3. The method according to claim 2, characterized in that, The step of inputting the target training dataset into the F2Net network model to obtain a successfully trained F2Net network model includes: A sliding window is used to process the target training dataset to obtain multiple target training samples. Each target training sample consists of 14 sensor parameters related to the remaining service life of the aero-engine at a specific time. The size of the sliding window is 30. The F2Net network model is trained sequentially using each target training sample to obtain a successfully trained F2Net network model.

4. The method according to claim 3, characterized in that, The expression for the process of obtaining the sequence features of each target training sample by inputting it into the GRU is as follows: in, This refers to 14 sensor parameters related to the remaining service life of an aero-engine at time t in a target training sample. Let be the sequence features of a target training sample at time t. Let be the candidate hidden state of a target training sample at time t. It is the Sigmoid activation function. For the XOR operation, , , The weight matrix, For the first The door is constantly being updated. For the first The door to reset time. For a target training sample at time t-1, For dot product operation, For activation functions; The sequence features of each target training sample at each time step are concatenated to obtain the sequence features of each target training sample.

5. The method according to claim 1, characterized in that, After inputting the test dataset into the successfully trained F2Net network model and obtaining the prediction result for each test dataset, the method further includes: The predicted results are compared with the true values, and the root mean square error (RMSE) and performance metric (Score) of the F2Net network model are calculated.

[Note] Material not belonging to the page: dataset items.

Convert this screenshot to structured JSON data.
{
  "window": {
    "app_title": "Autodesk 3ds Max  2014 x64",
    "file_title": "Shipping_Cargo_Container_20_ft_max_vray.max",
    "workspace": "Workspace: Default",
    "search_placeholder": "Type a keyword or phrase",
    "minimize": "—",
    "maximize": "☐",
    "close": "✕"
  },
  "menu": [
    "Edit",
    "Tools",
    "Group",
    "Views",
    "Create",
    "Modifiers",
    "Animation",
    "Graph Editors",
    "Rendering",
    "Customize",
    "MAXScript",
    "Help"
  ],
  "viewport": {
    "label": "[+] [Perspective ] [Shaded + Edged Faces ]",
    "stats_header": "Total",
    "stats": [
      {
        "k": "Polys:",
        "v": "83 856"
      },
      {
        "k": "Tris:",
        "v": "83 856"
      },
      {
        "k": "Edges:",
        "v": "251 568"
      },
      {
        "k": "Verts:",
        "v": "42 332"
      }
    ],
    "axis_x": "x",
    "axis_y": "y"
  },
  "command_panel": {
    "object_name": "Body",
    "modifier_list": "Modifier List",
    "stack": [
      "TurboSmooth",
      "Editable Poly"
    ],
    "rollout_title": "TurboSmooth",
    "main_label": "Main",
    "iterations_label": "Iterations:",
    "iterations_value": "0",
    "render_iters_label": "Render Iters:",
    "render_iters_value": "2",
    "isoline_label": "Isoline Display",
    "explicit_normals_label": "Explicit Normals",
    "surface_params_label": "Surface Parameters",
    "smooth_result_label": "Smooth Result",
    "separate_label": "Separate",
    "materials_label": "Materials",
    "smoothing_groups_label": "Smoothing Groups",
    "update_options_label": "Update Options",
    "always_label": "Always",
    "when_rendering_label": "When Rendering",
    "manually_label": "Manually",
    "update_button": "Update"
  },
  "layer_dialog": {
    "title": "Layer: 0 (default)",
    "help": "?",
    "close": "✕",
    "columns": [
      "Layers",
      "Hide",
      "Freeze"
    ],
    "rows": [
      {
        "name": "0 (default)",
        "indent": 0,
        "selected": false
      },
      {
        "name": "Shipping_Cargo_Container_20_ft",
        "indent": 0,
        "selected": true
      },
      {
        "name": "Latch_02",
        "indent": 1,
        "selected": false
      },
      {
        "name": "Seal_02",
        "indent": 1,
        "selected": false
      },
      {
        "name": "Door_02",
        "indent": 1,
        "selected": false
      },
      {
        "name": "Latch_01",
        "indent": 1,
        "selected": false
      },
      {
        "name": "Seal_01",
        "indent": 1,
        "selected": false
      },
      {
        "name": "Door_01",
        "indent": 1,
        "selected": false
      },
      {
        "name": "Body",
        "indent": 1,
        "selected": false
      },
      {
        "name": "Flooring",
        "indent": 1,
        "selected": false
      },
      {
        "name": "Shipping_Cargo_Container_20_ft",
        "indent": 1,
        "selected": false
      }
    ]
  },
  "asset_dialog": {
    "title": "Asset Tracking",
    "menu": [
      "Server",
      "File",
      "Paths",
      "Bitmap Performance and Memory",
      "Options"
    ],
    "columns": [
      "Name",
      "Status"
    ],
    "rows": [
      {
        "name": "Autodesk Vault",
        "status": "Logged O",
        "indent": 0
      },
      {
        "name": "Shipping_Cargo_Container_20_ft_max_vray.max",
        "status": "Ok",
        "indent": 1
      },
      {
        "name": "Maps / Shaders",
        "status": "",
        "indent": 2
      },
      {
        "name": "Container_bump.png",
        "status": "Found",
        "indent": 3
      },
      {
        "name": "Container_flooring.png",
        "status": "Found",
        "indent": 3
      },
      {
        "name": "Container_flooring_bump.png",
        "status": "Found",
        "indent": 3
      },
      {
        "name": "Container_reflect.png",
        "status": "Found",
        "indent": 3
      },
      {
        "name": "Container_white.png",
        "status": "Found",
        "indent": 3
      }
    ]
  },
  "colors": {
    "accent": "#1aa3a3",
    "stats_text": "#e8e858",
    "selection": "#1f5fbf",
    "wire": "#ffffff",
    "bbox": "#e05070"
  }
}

6. The method according to claim 5, characterized in that, The optimizer for the F2Net network model is the Adam optimizer, with a learning rate of 0.

001.

7. A computer system, characterized in that... include: One or more processors, a computer-readable storage medium for storing one or more programs, wherein, when the one or more programs are executed by the one or more processors, the one or more processors cause the one or more processors to implement the method of claim 1.

8. A computer-readable storage medium, characterized in that... The device stores computer-executable instructions, which, when executed, are used to implement the method of claim 1.